Slurm on Managed GPU Cluster

The Managed GPU Cluster is built on the open-source K8s platform, automates the deployment, scaling, and management of containerized applications. It fully integrates components such as Container Orchestration, Storage, Networking, Security, and PaaS, providing customers with an optimal environment for developing and deploying applications on the Cloud.

FPT Cloud manages all control-plane components, while users deploy and manage the Worker Nodes. This allows users to focus on deploying applications without spending resources on managing the Kubernetes Cluster.

Based on the open-source Kubernetes platform, Managed GPU Cluster automates the deployment, scaling, and management of containerized applications. In addition to full integration of Container Orchestration, Storage, Networking, Security, and PaaS components, it also provides GPU resources to support complex computing tasks.

Things to note before using the Managed GPU Cluster

  • Cluster location: The geographic region can affect access speed during usage. You should select the Region closest to the traffic source to optimize performance.

  • Number of Nodes and their configurations: Every account is assigned certain quotas for resources like RAM, GPU, CPU, Storage, IPs, etc. Therefore, customers should determine the number of resources needed and the maximum limits required so FPT Cloud can provide the best support.

Overview

Slurm is a powerful open-source platform used for cluster resource management and job scheduling. It is designed to optimize performance and efficiency for supercomputers and large computer clusters. Its core components work together to ensure high performance and flexibility. The diagram below illustrates how Slurm operates.
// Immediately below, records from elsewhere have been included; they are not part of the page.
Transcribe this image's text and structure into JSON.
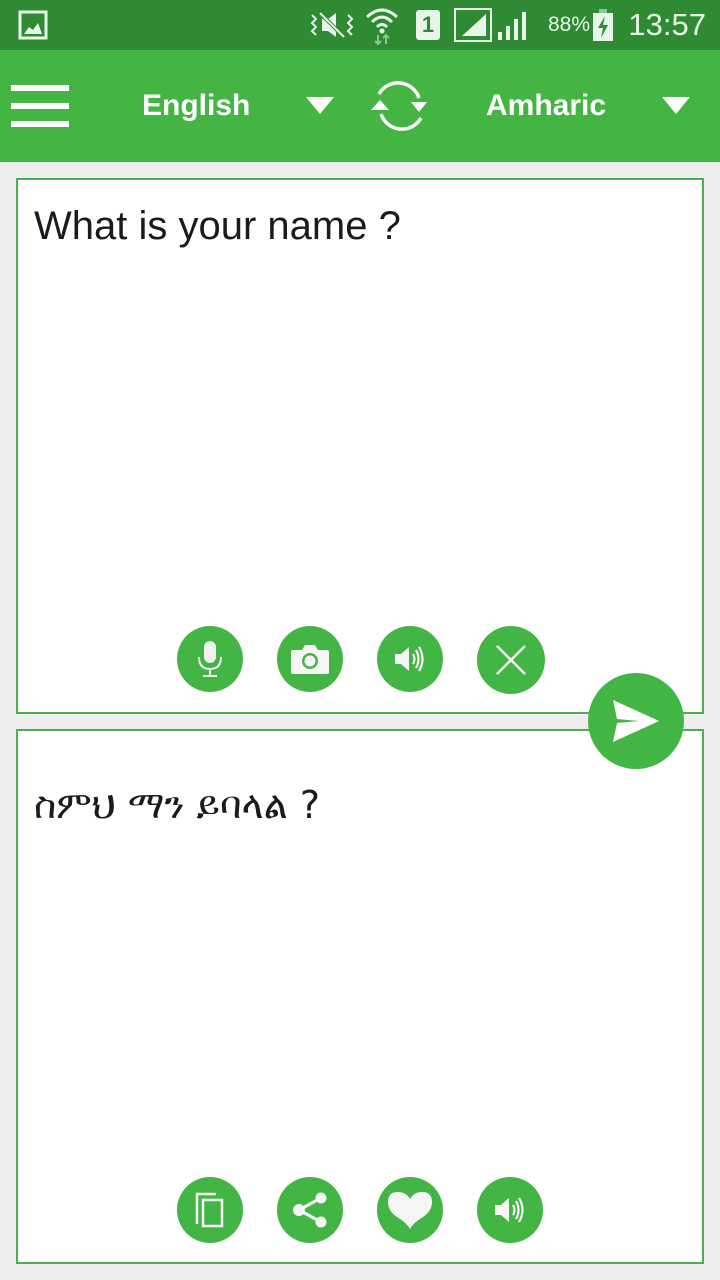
{
  "status_bar": {
    "time": "13:57",
    "battery_percent": "88%",
    "sim_slot": "1",
    "icons": [
      "gallery-notification-icon",
      "vibrate-mute-icon",
      "wifi-icon",
      "sim-1-icon",
      "signal-icon",
      "signal-icon",
      "battery-charging-icon"
    ]
  },
  "toolbar": {
    "source_language": "English",
    "target_language": "Amharic",
    "icons": [
      "menu-icon",
      "dropdown-icon",
      "swap-languages-icon",
      "dropdown-icon"
    ]
  },
  "input_panel": {
    "text": "What is your name ?",
    "actions": [
      {
        "name": "microphone",
        "icon": "mic-icon"
      },
      {
        "name": "camera",
        "icon": "camera-icon"
      },
      {
        "name": "speak",
        "icon": "speaker-icon"
      },
      {
        "name": "clear",
        "icon": "close-icon"
      }
    ]
  },
  "translate_button": {
    "icon": "send-icon"
  },
  "output_panel": {
    "text": "ስምህ ማን ይባላል ?",
    "actions": [
      {
        "name": "copy",
        "icon": "copy-icon"
      },
      {
        "name": "share",
        "icon": "share-icon"
      },
      {
        "name": "favorite",
        "icon": "heart-icon"
      },
      {
        "name": "speak",
        "icon": "speaker-icon"
      }
    ]
  },
  "colors": {
    "status_bar": "#2e8b33",
    "toolbar": "#44b543",
    "accent": "#43b545",
    "panel_border": "#4caf50",
    "background": "#eeeeee"
  }
}
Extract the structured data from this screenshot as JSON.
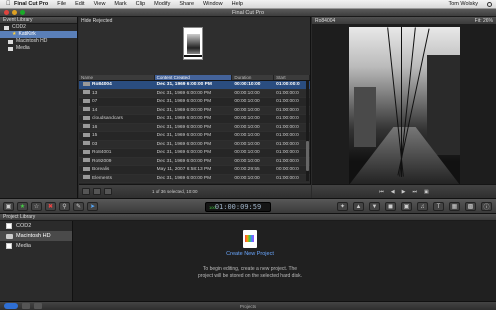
{
  "menubar": {
    "app": "Final Cut Pro",
    "items": [
      "File",
      "Edit",
      "View",
      "Mark",
      "Clip",
      "Modify",
      "Share",
      "Window",
      "Help"
    ],
    "user": "Tom Wolsky"
  },
  "window": {
    "title": "Final Cut Pro"
  },
  "event_library": {
    "header": "Event Library",
    "items": [
      {
        "label": "COD2"
      },
      {
        "label": "KatiKirk"
      },
      {
        "label": "Macintosh HD"
      },
      {
        "label": "Media"
      }
    ]
  },
  "browser": {
    "filter": "Hide Rejected",
    "columns": [
      "Name",
      "Content Created",
      "Duration",
      "Start"
    ],
    "rows": [
      {
        "name": "Ro84004",
        "date": "Dec 31, 1969 6:00:00 PM",
        "duration": "00:00:10:00",
        "start": "01:00:00:0"
      },
      {
        "name": "13",
        "date": "Dec 31, 1969 6:00:00 PM",
        "duration": "00:00:10:00",
        "start": "01:00:00:0"
      },
      {
        "name": "07",
        "date": "Dec 31, 1969 6:00:00 PM",
        "duration": "00:00:10:00",
        "start": "01:00:00:0"
      },
      {
        "name": "14",
        "date": "Dec 31, 1969 6:00:00 PM",
        "duration": "00:00:10:00",
        "start": "01:00:00:0"
      },
      {
        "name": "cloudsandcars",
        "date": "Dec 31, 1969 6:00:00 PM",
        "duration": "00:00:10:00",
        "start": "01:00:00:0"
      },
      {
        "name": "16",
        "date": "Dec 31, 1969 6:00:00 PM",
        "duration": "00:00:10:00",
        "start": "01:00:00:0"
      },
      {
        "name": "15",
        "date": "Dec 31, 1969 6:00:00 PM",
        "duration": "00:00:10:00",
        "start": "01:00:00:0"
      },
      {
        "name": "03",
        "date": "Dec 31, 1969 6:00:00 PM",
        "duration": "00:00:10:00",
        "start": "01:00:00:0"
      },
      {
        "name": "Ro84001",
        "date": "Dec 31, 1969 6:00:00 PM",
        "duration": "00:00:10:00",
        "start": "01:00:00:0"
      },
      {
        "name": "Ro92009",
        "date": "Dec 31, 1969 6:00:00 PM",
        "duration": "00:00:10:00",
        "start": "01:00:00:0"
      },
      {
        "name": "Borealis",
        "date": "May 11, 2007 6:58:13 PM",
        "duration": "00:00:29:55",
        "start": "00:00:00:0"
      },
      {
        "name": "Elements",
        "date": "Dec 31, 1969 6:00:00 PM",
        "duration": "00:00:10:00",
        "start": "01:00:00:0"
      }
    ],
    "footer": "1 of 36 selected, 10:00"
  },
  "viewer": {
    "clip": "Ro84004",
    "zoom": "Fit: 26%"
  },
  "toolbar": {
    "timecode": "01:00:09:59",
    "timecode_label": "100"
  },
  "project_library": {
    "header": "Project Library",
    "items": [
      {
        "label": "COD2"
      },
      {
        "label": "Macintosh HD"
      },
      {
        "label": "Media"
      }
    ],
    "create_label": "Create New Project",
    "message": "To begin editing, create a new project. The project will be stored on the selected hard disk.",
    "footer": "Projects"
  }
}
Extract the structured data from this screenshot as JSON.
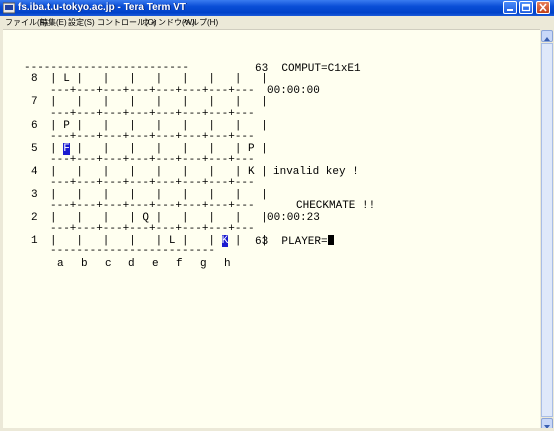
{
  "window": {
    "title": "fs.iba.t.u-tokyo.ac.jp - Tera Term VT",
    "controls": [
      "minimize",
      "maximize",
      "close"
    ]
  },
  "menu": [
    "ファイル(F)",
    "編集(E)",
    "設定(S)",
    "コントロール(O)",
    "ウィンドウ(W)",
    "ヘルプ(H)"
  ],
  "board": {
    "border_top": "-------------------------",
    "separator": "---+---+---+---+---+---+---+---",
    "border_bottom": "-------------------------",
    "ranks": [
      {
        "label": "8",
        "row": "| L |   |   |   |   |   |   |   |"
      },
      {
        "label": "7",
        "row": "|   |   |   |   |   |   |   |   |"
      },
      {
        "label": "6",
        "row": "| P |   |   |   |   |   |   |   |"
      },
      {
        "label": "5",
        "row_pre": "| ",
        "selected": "F",
        "row_post": " |   |   |   |   |   |   | P |"
      },
      {
        "label": "4",
        "row": "|   |   |   |   |   |   |   | K |"
      },
      {
        "label": "3",
        "row": "|   |   |   |   |   |   |   |   |"
      },
      {
        "label": "2",
        "row": "|   |   |   | Q |   |   |   |   |"
      },
      {
        "label": "1",
        "row_pre": "|   |   |   |   | L |   | ",
        "selected": "K",
        "row_post": " |   |"
      }
    ],
    "files": [
      "a",
      "b",
      "c",
      "d",
      "e",
      "f",
      "g",
      "h"
    ]
  },
  "status": {
    "computer_move": "63  COMPUT=C1xE1",
    "computer_time": "00:00:00",
    "message": "invalid key !",
    "checkmate": "CHECKMATE !!",
    "player_time": "00:00:23",
    "player_prompt": "63  PLAYER="
  }
}
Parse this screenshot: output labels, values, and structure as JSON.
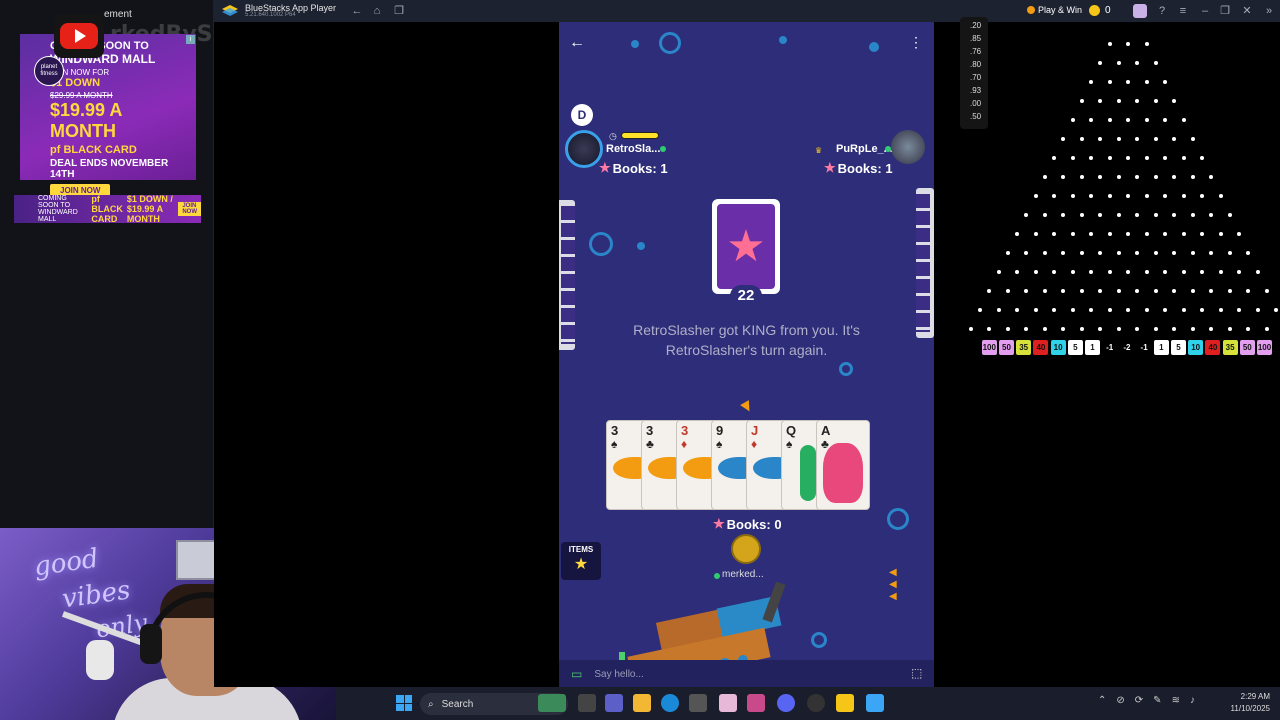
{
  "stream": {
    "ad_label": "ement",
    "watermark": "rkedBySnow",
    "ad_big": {
      "logo": "planet fitness",
      "line1": "COMING SOON TO",
      "line2": "WINDWARD MALL",
      "line3": "JOIN NOW FOR",
      "line4": "$1 DOWN",
      "strike": "$29.99 A MONTH",
      "price": "$19.99 A MONTH",
      "card": "pf BLACK CARD",
      "deal": "DEAL ENDS NOVEMBER 14TH",
      "join": "JOIN NOW"
    },
    "ad_small": {
      "left": "COMING SOON TO WINDWARD MALL",
      "mid": "pf BLACK CARD",
      "price": "$1 DOWN / $19.99 A MONTH",
      "join": "JOIN NOW"
    },
    "webcam_neon": [
      "good",
      "vibes",
      "only"
    ]
  },
  "bluestacks": {
    "title": "BlueStacks App Player",
    "version": "5.21.640.1002  P64",
    "play_win": "Play & Win",
    "coins": "0"
  },
  "game": {
    "dealer_badge": "D",
    "player1": {
      "name": "RetroSla...",
      "books": "Books: 1"
    },
    "player2": {
      "name": "PuRpLe_...",
      "books": "Books: 1"
    },
    "deck_count": "22",
    "message": "RetroSlasher got KING from you. It's RetroSlasher's turn again.",
    "hand": [
      {
        "rank": "3",
        "suit": "♠",
        "red": false,
        "art": "fish"
      },
      {
        "rank": "3",
        "suit": "♣",
        "red": false,
        "art": "fish"
      },
      {
        "rank": "3",
        "suit": "♦",
        "red": true,
        "art": "fish"
      },
      {
        "rank": "9",
        "suit": "♠",
        "red": false,
        "art": "blue"
      },
      {
        "rank": "J",
        "suit": "♦",
        "red": true,
        "art": "blue"
      },
      {
        "rank": "Q",
        "suit": "♠",
        "red": false,
        "art": "green"
      },
      {
        "rank": "A",
        "suit": "♣",
        "red": false,
        "art": "pink"
      }
    ],
    "my_books": "Books: 0",
    "my_name": "merked...",
    "items_label": "ITEMS",
    "chat_placeholder": "Say hello..."
  },
  "plinko": {
    "multipliers": [
      ".20",
      ".85",
      ".76",
      ".80",
      ".70",
      ".93",
      ".00",
      ".50"
    ],
    "buckets": [
      "100",
      "50",
      "35",
      "40",
      "10",
      "5",
      "1",
      "-1",
      "-2",
      "-1",
      "1",
      "5",
      "10",
      "40",
      "35",
      "50",
      "100"
    ],
    "bucket_colors": [
      "#e39ef0",
      "#e39ef0",
      "#d6e23a",
      "#e02020",
      "#2fd2e8",
      "#ffffff",
      "#ffffff",
      "",
      "",
      "",
      "#ffffff",
      "#ffffff",
      "#2fd2e8",
      "#e02020",
      "#d6e23a",
      "#e39ef0",
      "#e39ef0"
    ]
  },
  "taskbar": {
    "search_label": "Search",
    "time": "2:29 AM",
    "date": "11/10/2025"
  }
}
  • slurmctld: The controller daemon of Slurm. Considered the “brain” of the system, it monitors cluster resources, schedules jobs, and manages cluster states. For higher reliability, a secondary slurmctld can be configured to avoid service interruption if the primary controller fails, ensuring high availability.

  • slurmd: The node daemon of Slurm. Deployed on every compute node, it receives commands from slurmctld and manages job execution, including job launching, reporting job status, and preparing for upcoming jobs. slurmd communicates directly with compute resources and forms the basis of job scheduling.

  • slurmdbd: The database daemon of Slurm. Although optional, it is crucial for long-term management and auditing in large clusters, as it maintains a centralized database for job history and accounting information. It can aggregate data from multiple Slurm-managed clusters, simplifying and improving data management efficiency.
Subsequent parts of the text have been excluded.